Exploring intergenerational trauma is draining. Actor Todd Houseman highlighted the importance of resilience, and how rewarding the ancestry work behind the production was for him.
Related“A lot of us were able to successfully lift some beautiful parts of our ancestry out of this research. Finding strength in my family despite trauma was a huge revelation,” said Houseman.
In other cases, actors also found an opportunity to gain an independence by “closing the doors” on their family, or parts of their family they don’t associate with, explained Segbeaya.
Serious resistance has come up, whether it was from the actors or their family members, and the creative process behind the piece was much harder and more intense than play itself, explained actress Erin Mackey.
For Bardesono, the challenge was to find a unified voice for the 14 individuals involved.

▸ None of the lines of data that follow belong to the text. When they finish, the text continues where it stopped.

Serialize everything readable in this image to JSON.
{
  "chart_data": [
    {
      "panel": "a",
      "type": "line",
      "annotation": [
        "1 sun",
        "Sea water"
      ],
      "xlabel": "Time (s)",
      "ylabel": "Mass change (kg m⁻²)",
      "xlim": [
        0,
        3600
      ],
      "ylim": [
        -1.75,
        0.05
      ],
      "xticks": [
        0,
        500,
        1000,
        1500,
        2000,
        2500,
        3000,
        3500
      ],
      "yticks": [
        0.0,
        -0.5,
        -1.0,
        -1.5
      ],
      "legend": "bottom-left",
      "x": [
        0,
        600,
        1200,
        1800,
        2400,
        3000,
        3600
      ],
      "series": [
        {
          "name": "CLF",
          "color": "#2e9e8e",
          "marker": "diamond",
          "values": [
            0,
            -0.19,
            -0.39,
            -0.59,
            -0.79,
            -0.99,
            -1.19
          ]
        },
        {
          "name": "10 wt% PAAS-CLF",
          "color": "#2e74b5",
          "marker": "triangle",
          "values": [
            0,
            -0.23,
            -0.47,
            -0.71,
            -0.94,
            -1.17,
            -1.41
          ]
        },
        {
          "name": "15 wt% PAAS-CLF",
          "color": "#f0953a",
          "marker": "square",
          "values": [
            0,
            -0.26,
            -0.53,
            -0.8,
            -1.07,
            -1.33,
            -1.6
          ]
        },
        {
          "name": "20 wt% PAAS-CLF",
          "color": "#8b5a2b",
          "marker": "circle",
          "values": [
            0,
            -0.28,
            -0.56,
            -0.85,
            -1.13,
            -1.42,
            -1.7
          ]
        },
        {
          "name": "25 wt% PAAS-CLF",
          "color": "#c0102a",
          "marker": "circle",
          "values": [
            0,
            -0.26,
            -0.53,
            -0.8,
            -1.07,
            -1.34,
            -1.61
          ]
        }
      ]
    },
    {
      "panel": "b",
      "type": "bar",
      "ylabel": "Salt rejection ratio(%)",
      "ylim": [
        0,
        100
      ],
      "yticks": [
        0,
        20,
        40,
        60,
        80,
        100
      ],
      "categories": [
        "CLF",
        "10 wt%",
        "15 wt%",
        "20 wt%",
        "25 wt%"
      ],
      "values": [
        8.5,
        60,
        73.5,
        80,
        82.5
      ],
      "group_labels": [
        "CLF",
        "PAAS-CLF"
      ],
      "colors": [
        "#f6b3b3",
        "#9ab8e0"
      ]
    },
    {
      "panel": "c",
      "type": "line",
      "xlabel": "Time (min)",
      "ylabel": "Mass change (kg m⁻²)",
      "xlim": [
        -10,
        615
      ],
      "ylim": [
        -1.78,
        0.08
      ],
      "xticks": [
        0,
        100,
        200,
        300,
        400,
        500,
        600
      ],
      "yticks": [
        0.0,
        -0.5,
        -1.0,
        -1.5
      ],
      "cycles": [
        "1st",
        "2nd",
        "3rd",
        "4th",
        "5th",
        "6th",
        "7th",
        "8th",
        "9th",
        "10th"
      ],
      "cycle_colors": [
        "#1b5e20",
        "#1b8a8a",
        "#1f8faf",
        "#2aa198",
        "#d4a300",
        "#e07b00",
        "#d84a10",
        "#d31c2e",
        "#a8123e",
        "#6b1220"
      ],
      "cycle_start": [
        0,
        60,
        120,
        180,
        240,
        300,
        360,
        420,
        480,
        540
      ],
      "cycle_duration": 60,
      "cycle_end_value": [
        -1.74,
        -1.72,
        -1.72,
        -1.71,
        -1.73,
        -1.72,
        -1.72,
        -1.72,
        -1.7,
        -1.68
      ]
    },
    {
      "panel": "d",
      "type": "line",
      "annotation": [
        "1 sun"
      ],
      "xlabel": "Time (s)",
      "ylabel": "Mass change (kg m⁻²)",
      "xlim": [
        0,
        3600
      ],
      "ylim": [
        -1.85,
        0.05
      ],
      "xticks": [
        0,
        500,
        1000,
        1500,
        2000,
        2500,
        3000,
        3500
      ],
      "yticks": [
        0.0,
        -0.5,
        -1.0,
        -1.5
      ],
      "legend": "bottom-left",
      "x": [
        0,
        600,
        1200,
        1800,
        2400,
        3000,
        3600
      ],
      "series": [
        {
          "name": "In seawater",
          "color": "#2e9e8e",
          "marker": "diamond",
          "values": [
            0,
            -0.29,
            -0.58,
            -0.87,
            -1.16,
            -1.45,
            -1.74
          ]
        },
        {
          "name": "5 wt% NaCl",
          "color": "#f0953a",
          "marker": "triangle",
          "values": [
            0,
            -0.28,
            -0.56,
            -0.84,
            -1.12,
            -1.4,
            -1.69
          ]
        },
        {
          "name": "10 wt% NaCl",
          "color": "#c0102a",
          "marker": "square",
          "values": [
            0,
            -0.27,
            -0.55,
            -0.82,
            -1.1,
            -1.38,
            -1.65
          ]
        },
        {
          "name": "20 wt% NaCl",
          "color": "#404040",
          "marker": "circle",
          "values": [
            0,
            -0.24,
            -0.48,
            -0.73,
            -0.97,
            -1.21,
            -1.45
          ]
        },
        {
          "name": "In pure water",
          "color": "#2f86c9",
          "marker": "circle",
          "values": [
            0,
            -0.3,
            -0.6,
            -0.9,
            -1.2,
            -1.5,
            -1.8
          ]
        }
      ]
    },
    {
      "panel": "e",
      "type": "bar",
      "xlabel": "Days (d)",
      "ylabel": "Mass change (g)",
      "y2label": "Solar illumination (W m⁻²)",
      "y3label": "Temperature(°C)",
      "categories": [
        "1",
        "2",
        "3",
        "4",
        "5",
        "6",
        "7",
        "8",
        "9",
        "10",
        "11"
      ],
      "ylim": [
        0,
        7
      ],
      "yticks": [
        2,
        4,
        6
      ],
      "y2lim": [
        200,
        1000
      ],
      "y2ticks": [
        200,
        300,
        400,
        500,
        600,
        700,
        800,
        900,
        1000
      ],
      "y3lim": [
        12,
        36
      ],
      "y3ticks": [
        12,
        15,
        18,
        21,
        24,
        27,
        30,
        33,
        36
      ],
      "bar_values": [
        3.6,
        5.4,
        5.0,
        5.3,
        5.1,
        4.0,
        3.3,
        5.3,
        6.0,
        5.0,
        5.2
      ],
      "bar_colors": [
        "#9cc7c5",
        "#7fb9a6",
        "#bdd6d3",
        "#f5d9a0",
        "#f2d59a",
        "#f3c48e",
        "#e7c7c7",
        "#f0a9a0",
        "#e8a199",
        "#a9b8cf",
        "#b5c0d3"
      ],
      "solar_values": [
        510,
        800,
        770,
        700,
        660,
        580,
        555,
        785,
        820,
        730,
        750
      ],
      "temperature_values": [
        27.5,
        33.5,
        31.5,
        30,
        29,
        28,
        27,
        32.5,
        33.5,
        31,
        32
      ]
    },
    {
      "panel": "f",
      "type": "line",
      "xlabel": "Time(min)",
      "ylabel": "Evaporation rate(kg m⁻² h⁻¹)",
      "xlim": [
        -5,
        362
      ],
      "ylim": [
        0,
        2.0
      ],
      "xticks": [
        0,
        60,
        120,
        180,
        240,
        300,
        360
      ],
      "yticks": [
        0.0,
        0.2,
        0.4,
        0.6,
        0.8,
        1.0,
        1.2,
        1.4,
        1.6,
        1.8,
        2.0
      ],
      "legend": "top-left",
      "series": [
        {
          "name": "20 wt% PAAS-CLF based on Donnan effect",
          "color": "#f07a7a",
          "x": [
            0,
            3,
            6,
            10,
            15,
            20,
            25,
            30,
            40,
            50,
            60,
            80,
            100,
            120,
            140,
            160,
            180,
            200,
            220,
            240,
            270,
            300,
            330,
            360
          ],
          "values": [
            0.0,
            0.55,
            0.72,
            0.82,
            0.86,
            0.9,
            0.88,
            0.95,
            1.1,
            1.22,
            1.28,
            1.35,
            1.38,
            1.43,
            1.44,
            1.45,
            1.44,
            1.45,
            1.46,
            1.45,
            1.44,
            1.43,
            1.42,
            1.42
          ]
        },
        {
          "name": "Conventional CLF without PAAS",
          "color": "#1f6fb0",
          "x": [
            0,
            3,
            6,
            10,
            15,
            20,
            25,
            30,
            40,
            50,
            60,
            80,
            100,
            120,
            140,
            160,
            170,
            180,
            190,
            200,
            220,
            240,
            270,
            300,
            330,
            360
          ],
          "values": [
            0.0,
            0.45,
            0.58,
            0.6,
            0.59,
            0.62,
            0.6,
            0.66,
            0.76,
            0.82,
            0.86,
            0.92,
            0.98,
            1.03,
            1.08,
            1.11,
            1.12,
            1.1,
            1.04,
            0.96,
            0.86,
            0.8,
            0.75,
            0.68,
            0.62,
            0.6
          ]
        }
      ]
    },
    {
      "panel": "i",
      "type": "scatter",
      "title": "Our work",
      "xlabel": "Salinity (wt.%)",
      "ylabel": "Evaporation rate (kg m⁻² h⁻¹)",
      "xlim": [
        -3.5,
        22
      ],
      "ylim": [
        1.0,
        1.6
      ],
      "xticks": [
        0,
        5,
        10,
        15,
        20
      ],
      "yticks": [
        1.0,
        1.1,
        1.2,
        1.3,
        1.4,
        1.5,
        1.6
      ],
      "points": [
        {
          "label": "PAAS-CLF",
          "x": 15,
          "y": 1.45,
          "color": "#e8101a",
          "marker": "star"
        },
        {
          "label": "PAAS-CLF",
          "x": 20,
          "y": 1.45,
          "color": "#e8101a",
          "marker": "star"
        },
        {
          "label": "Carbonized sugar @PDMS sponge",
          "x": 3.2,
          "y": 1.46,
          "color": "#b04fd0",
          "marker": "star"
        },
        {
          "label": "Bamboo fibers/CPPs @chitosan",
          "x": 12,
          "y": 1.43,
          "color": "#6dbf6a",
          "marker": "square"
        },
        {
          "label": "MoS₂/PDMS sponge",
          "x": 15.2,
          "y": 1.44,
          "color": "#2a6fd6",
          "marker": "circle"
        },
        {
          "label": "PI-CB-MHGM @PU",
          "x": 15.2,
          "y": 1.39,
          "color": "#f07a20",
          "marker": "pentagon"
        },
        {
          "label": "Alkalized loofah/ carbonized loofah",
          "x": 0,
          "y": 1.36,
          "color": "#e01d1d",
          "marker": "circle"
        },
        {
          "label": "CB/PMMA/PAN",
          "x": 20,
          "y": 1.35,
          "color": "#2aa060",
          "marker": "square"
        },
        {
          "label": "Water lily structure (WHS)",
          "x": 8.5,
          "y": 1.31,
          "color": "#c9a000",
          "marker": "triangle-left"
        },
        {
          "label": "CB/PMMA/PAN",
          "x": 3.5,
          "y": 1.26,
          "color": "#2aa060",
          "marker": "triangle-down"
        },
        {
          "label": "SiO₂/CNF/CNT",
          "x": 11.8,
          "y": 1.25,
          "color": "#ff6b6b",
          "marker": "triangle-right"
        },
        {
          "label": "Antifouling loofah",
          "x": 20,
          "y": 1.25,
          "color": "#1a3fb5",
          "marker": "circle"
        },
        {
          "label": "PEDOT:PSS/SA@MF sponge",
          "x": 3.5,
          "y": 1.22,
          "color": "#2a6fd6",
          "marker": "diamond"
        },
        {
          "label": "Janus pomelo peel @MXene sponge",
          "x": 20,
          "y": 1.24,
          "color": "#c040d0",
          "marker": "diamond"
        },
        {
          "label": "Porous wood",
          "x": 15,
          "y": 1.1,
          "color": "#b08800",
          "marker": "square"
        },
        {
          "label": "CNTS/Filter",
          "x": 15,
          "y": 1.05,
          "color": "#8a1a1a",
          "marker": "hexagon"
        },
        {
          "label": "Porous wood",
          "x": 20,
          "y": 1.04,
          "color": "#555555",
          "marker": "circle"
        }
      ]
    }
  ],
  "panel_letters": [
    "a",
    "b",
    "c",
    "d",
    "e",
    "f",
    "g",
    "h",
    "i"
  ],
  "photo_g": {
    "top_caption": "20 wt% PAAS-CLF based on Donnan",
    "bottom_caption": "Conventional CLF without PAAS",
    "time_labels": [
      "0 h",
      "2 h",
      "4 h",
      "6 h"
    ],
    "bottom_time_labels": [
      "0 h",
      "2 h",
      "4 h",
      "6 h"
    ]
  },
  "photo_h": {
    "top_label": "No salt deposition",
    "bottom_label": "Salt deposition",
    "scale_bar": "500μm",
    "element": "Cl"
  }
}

“You want to give everyone the space and chance to express themselves. The show found a real balance between how much we need each other […] and how much our personal voice is important in the world,” she said.
The compelling mix of dance, puppetry, shadow-theater, and more, encourages viewers to find out about their own ancestral roots, whether it is about reconnecting or letting go.
Indra’s Web is playing at the Monument National between Oct. 21 and 26. Tickets are Pay-What-You-Think and booked through Monument-National’s Box Office.